During the third roundtable on June 4, the town officials said safety precautions are in place throughout the business district. 

Maisel has created signs for businesses to display that encourage visitors to practice social distancing while visiting the town and to wear masks to prevent the spread of the virus.

“We are going to get this thing right,” he said. “We are not going to disappear. We are going to be mindful enough to make adjustments.”

Visitors to New Hope also will likely be greeted in the days and weeks to come by workers and shop owners sporting specially-designed masks. The reusable cloth masks celebrate New Hope as well as the tourist town of Lambertville across the river in New Jersey.  

The non-profit New Hope Celebrates created the masks and are distributing about 4,000 of them to shops and restaurants in both riverside communities, said the organization’s president, Matt Hanson.

“I hope this helps you all,” Hanson said during the roundtable. “If we can take away some stress we will definitely do that.”

The borough is streamlining the process for restaurants to secure local approval to use their sidewalk and parking area spaces for outdoor dining, Gering said. The state also is streamlining its process for the restaurant operators to secure approval to serve liquor outdoors, she said.
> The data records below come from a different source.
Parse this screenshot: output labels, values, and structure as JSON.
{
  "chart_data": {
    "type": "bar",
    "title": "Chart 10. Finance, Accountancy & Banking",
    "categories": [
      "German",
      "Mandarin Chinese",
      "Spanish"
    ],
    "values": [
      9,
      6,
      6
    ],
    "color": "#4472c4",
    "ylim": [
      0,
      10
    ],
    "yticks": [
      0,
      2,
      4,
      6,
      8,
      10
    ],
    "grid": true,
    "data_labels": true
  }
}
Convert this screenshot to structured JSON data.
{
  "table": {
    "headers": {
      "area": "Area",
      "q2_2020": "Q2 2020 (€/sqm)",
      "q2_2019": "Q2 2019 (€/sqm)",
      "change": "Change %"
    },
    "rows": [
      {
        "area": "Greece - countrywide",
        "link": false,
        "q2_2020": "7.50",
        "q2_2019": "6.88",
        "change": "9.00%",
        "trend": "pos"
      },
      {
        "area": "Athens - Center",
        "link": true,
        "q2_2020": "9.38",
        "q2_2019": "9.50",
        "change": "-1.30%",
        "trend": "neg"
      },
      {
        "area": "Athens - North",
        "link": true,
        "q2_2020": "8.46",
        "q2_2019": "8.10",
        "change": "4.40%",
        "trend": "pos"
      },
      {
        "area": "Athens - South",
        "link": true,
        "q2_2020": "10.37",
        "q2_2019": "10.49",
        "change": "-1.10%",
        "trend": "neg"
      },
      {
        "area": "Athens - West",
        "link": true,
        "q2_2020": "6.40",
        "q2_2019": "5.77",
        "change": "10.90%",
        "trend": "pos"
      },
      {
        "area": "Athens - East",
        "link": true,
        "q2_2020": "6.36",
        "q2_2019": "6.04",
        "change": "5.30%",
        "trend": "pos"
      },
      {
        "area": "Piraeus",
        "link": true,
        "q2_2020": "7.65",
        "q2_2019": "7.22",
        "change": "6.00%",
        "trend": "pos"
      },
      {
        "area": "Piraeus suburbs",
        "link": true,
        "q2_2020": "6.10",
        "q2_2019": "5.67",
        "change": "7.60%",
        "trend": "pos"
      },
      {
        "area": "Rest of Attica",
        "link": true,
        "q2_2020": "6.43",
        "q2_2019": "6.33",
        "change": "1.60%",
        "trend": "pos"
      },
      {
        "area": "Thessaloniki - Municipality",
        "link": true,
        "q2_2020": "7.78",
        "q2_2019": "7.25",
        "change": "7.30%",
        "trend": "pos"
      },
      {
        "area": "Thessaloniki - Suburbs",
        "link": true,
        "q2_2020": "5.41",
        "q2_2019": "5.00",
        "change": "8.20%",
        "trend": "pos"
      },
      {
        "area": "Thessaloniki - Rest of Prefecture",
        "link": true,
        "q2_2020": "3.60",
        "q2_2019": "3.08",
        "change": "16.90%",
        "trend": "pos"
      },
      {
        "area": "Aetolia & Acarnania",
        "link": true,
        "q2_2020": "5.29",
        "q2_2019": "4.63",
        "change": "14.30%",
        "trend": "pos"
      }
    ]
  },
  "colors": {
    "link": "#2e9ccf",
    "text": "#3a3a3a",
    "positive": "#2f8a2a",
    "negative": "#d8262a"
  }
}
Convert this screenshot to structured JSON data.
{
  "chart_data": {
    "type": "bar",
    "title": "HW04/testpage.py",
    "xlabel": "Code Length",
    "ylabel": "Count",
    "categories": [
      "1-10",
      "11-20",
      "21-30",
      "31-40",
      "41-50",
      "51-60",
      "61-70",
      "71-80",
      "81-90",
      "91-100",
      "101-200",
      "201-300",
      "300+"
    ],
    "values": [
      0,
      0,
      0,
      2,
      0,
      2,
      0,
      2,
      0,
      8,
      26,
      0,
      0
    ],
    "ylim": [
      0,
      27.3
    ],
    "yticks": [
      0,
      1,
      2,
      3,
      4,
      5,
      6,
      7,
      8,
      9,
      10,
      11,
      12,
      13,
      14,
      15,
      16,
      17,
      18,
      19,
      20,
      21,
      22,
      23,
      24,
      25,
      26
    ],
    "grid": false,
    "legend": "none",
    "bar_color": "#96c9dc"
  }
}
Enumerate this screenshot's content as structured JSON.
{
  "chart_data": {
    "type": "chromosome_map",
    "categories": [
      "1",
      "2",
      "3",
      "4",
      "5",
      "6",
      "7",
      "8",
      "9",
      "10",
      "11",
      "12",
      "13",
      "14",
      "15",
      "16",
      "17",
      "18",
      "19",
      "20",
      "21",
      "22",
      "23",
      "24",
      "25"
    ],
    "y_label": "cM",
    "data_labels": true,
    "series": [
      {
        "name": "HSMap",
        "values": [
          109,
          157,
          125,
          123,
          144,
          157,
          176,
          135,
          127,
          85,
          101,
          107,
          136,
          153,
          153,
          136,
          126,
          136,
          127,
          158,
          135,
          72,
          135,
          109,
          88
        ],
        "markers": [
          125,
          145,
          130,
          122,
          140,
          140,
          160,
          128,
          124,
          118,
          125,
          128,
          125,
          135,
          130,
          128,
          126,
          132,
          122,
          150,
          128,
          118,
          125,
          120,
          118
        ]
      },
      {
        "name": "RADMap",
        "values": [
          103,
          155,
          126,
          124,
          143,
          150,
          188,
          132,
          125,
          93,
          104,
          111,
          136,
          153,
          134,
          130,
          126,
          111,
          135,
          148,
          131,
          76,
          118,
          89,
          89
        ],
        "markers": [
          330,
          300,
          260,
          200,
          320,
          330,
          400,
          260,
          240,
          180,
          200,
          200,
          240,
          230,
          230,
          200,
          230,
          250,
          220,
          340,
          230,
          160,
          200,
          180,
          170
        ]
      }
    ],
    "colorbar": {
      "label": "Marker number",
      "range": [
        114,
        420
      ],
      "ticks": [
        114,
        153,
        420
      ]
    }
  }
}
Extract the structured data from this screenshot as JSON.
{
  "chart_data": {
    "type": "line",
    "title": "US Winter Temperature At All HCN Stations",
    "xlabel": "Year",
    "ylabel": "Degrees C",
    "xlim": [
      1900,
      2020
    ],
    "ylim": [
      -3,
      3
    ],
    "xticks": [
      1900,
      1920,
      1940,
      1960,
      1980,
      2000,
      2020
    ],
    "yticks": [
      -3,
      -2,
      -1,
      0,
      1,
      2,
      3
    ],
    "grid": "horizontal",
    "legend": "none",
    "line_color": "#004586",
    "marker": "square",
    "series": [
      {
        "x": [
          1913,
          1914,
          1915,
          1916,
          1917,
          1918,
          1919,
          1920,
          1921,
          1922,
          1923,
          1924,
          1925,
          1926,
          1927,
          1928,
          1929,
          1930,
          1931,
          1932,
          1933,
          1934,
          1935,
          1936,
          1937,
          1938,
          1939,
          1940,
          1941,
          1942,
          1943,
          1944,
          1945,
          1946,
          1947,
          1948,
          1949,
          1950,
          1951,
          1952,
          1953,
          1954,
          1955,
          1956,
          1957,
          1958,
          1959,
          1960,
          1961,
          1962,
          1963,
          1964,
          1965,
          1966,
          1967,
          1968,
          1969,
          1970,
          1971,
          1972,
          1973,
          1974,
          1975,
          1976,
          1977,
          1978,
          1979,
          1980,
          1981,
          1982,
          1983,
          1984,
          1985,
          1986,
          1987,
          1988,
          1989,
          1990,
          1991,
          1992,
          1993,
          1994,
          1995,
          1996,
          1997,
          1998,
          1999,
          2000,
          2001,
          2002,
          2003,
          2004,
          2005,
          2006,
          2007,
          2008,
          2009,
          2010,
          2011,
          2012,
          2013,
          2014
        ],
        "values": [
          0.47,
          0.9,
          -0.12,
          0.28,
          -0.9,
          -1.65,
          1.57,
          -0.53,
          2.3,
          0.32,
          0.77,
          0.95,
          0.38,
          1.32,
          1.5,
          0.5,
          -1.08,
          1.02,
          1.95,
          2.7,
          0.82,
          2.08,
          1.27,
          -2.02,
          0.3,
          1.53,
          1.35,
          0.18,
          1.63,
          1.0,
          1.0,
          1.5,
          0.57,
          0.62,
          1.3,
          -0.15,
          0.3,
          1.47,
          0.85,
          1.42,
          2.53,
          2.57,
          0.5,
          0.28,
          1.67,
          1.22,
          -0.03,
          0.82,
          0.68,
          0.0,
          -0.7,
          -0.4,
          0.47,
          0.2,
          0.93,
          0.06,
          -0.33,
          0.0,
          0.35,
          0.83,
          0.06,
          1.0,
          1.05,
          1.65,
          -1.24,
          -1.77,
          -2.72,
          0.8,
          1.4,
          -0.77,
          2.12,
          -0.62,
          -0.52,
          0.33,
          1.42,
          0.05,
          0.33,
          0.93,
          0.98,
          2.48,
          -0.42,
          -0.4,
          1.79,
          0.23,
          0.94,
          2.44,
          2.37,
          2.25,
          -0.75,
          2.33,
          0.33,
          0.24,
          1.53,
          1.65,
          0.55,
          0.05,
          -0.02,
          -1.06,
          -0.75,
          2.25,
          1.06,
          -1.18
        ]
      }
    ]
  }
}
Details about both efforts are available on the borough’s website newhopeborough.org. The website also includes information on what businesses are up and running in the town. 

New Hope has designated 10 areas along North and South Main Street and West Bridge Street as 15-minute curbside pickup locations for restaurant and shop patrons who are stopping by to pick up an order. An interactive map of the designated locations is posted at https://bit.ly/36YJ6tC.

Paid parking is available for visitors who will go to the shops and restaurants. Officials assure the New Hope guests that the kiosks in the parking areas are being regularly disinfected. 

In addition, New Hope’s visitor center will be open on the weekends and will include access to public restrooms and a hand sanitizer station.

The reopening effort will be a “work-in-progress” for the weeks ahead, town officials said. 

“We have always been a tight knit community, and this crisis has amplified that bond,” McHugh said. “We all have come together, united, as one team to get our community back, better and stronger!”